Thousands of Japanese admirers bid farewell Sunday to four pandas due to be returned this week to China, for which the mammals are a way to strengthen diplomatic ties with other countries. Some tearful visitors flocked to Tokyo’s Ueno Zoo to catch a last glimpse of Xiang Xiang, a female panda who has drawn crowds since she was born in 2017. Others headed to a zoo in the Wakayama area (west) to say goodbye to three pandas also departing.

In Tokyo, only 2,600 people chosen by lottery were able to attend the last appearance of Xiang Xiang, the zoo’s first baby panda since 1988. But that did not prevent his unlucky admirers from going there. “I wanted to breathe the same air (…) Even if I cannot see her, my heart is filled with joy knowing that she is here,” Mari Asai told the daily. Asahi Shimbun.

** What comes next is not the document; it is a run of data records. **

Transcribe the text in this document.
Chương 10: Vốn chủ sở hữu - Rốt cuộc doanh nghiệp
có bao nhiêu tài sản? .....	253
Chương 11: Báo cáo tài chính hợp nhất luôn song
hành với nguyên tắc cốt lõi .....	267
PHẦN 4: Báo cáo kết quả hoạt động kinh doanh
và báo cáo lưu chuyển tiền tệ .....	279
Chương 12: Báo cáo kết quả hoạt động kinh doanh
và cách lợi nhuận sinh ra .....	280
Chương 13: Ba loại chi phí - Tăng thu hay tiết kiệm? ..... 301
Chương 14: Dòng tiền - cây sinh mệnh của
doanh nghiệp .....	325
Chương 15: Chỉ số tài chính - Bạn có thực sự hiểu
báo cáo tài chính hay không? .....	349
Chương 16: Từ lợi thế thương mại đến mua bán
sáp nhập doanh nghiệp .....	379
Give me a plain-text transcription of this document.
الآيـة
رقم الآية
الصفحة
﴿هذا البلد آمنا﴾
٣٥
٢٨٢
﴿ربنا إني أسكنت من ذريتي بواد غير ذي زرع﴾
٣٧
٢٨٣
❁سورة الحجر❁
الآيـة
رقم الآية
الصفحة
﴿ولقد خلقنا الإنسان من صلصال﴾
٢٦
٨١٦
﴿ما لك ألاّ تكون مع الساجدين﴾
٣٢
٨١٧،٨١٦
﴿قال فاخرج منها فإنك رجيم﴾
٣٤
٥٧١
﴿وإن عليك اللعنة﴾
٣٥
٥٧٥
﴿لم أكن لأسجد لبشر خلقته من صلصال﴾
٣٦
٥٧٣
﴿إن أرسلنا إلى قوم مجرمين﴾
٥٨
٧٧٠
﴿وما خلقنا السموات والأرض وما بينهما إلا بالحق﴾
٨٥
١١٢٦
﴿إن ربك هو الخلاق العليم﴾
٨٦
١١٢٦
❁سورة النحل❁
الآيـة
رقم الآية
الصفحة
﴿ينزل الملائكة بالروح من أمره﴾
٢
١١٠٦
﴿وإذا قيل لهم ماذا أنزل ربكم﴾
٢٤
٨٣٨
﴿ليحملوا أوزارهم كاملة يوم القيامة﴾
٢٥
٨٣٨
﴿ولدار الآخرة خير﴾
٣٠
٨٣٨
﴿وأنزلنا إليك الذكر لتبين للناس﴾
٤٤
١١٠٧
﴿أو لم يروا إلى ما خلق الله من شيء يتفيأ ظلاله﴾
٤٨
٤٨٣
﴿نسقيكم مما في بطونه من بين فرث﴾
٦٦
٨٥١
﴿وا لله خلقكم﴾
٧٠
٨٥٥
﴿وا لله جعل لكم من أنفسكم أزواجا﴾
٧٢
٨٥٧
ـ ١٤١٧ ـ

More than 1,800 giant pandas in the wild

Ueno Zoo received daily calls and emails from fans asking it to keep the animal, Tokyo Shimbun daily reported, citing a park official. The mammal should have reached China in 2021 but its departure has been postponed several times due to travel restrictions linked to the pandemic.

In the Wakayama region, visitors greeted one last time Eimei, the panda who became in 2020 the oldest in the world to father at the height of his 28 years, the equivalent of more than 80 years for a human being, as well as her offspring, twin pandas. “I’m sad they’re going back to China,” a 70-year-old told public broadcaster NHK.

These mammals, recognizable by their black and white fur, are very popular worldwide. China lends them as part of its “panda diplomacy”, intended to strengthen its ties with foreign countries. According to the organization WWF, which acts in the field of environmental protection, there would remain in the wild some 1,860 giant pandas, mainly in the bamboo forests of the mountainous regions of China. About 600 of these animals live in captivity on the planet in centers dedicated to pandas, zoos and animal parks.